Although development continues on the encoder, the BLDD format is finalised. The program is currently functional, and available, but unpolished. The latest version is 1.5.
When making backups of drive images, it is advisible to zero out unallocated space to improve compressibility.
Version 1.1: Added support for block sizes other than 512 bytes. The expansion program compiles under Windows (Visual Studio), but compaction was limited to *nix.
Version 1.5: Substantial improvements in performance - more than a doubling of speed. This is achieved by adding a check to guard against hash collisions, which in turn allows moving from 128-bit hashes to 64-bit, a size much more manageable. The MD5 hash is also replaced with the less CPU-intensive FNV non-cryptographic hash.
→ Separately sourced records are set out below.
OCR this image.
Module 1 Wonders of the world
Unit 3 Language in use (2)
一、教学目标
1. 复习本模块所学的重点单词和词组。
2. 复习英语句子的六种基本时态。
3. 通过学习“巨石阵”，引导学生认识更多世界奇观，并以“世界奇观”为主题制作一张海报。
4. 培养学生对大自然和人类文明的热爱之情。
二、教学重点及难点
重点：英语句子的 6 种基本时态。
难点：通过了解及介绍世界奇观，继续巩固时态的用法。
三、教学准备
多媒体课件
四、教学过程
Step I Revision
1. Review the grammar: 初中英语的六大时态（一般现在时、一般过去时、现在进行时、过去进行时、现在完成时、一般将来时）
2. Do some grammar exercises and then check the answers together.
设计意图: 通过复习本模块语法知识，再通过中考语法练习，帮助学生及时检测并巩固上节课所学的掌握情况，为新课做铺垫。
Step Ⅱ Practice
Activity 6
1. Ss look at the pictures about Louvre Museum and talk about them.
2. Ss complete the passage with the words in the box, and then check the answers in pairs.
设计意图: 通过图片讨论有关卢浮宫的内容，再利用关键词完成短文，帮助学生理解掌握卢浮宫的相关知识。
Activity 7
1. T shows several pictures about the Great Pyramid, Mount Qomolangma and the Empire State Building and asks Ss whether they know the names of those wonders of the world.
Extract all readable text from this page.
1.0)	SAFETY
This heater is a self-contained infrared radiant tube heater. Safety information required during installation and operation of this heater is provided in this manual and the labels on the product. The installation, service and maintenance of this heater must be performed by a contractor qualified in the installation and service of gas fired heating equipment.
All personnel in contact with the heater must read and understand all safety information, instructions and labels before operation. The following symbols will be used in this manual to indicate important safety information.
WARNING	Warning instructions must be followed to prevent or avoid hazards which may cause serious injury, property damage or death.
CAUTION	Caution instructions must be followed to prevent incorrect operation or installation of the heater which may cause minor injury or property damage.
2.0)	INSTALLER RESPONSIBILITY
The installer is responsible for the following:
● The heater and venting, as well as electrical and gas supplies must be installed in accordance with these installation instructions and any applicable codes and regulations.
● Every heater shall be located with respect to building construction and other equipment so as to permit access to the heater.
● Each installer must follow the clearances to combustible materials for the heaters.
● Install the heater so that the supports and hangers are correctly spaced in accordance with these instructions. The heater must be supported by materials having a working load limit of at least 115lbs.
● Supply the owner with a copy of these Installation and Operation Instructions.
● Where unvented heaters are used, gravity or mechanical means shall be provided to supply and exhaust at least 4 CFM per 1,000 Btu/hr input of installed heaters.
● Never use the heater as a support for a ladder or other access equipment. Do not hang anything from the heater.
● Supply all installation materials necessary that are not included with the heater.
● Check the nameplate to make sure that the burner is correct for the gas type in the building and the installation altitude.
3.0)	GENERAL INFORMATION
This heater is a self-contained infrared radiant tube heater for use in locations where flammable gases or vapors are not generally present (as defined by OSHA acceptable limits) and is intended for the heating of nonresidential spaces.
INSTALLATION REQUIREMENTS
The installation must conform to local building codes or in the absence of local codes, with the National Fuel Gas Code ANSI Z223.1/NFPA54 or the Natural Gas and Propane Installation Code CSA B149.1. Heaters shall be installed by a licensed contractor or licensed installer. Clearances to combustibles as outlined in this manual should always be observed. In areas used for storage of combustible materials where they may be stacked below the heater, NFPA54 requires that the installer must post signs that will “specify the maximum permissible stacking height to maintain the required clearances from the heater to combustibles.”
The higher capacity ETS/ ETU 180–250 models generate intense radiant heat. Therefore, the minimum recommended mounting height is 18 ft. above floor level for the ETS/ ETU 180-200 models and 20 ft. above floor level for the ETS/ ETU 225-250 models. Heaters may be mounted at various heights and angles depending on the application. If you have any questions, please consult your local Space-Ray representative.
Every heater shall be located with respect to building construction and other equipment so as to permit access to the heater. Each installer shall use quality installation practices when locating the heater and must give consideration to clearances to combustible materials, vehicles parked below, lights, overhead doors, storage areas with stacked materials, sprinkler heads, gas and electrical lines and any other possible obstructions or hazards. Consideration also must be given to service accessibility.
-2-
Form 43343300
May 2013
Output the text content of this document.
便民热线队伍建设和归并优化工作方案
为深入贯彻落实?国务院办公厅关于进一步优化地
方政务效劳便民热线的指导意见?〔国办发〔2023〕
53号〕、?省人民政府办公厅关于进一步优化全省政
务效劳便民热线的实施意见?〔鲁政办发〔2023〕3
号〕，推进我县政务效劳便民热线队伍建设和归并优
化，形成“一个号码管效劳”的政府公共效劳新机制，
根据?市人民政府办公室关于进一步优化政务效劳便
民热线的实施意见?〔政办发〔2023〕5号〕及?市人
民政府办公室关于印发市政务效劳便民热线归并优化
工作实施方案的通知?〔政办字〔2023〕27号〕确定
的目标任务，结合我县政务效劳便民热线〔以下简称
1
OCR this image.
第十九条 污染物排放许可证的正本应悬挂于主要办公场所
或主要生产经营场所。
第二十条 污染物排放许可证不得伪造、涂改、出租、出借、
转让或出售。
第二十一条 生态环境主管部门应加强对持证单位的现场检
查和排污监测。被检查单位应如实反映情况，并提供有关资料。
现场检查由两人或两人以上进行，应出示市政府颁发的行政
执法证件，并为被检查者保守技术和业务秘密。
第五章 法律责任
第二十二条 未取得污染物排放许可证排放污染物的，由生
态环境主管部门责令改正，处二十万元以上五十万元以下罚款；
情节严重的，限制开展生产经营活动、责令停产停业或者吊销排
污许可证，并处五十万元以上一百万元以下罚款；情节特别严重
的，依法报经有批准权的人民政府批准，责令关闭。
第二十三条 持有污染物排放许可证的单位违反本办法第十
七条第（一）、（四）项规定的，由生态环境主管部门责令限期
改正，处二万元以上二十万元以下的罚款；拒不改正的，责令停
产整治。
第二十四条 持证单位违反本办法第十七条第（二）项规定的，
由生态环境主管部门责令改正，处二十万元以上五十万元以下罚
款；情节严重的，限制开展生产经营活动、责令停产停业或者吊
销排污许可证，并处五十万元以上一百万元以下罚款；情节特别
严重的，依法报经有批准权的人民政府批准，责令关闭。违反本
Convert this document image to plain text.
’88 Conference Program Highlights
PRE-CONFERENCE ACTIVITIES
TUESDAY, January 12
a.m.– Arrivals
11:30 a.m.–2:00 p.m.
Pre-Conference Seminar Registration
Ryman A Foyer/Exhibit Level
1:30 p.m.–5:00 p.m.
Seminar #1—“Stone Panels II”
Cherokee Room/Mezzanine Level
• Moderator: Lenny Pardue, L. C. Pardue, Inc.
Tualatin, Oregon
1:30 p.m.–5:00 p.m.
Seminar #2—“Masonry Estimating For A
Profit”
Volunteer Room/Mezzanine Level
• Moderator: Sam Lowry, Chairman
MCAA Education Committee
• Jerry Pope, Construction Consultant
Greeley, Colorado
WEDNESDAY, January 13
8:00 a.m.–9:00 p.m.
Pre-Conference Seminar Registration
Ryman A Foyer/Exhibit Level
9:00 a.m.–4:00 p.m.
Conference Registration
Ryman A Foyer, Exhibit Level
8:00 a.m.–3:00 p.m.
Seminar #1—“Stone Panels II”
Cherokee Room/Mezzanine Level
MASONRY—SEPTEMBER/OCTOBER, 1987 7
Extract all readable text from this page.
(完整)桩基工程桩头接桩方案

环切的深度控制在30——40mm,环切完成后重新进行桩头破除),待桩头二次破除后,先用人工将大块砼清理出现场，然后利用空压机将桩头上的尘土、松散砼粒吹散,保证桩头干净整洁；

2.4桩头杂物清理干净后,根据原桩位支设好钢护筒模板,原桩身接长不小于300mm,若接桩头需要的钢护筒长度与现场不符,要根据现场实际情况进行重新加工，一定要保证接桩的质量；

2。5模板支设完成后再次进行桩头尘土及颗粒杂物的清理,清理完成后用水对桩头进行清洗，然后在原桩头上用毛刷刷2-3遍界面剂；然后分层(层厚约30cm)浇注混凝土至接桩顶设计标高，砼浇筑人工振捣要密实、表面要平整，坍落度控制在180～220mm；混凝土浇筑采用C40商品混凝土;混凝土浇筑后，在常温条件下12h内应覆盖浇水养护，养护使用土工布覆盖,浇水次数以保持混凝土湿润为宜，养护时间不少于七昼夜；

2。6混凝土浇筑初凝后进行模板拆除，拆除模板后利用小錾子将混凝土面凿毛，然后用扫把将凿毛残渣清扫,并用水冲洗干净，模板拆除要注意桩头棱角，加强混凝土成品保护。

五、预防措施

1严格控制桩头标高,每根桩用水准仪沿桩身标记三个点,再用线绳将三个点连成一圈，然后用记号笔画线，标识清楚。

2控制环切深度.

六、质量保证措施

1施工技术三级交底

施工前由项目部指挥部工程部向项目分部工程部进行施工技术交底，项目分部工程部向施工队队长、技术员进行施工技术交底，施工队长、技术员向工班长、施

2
A revised makefile includes self-test procedures and the ability to cross-compile the extraction program for Windows using mingw. Cross-compiling of the de-duplicator itsself is still untested. This version is currently undergoing final testing.
Version 1.7: Rewrote the sort algorithm as recursive. Substantially faster. Stripped all remaining MD5 code from BLDDCompact - it's purely FNV-64 based now. Added more validity checks - if the sort does go wrong (should never happen), there's a good chance these will detect the inconsistancy rather than continue and corrupt data.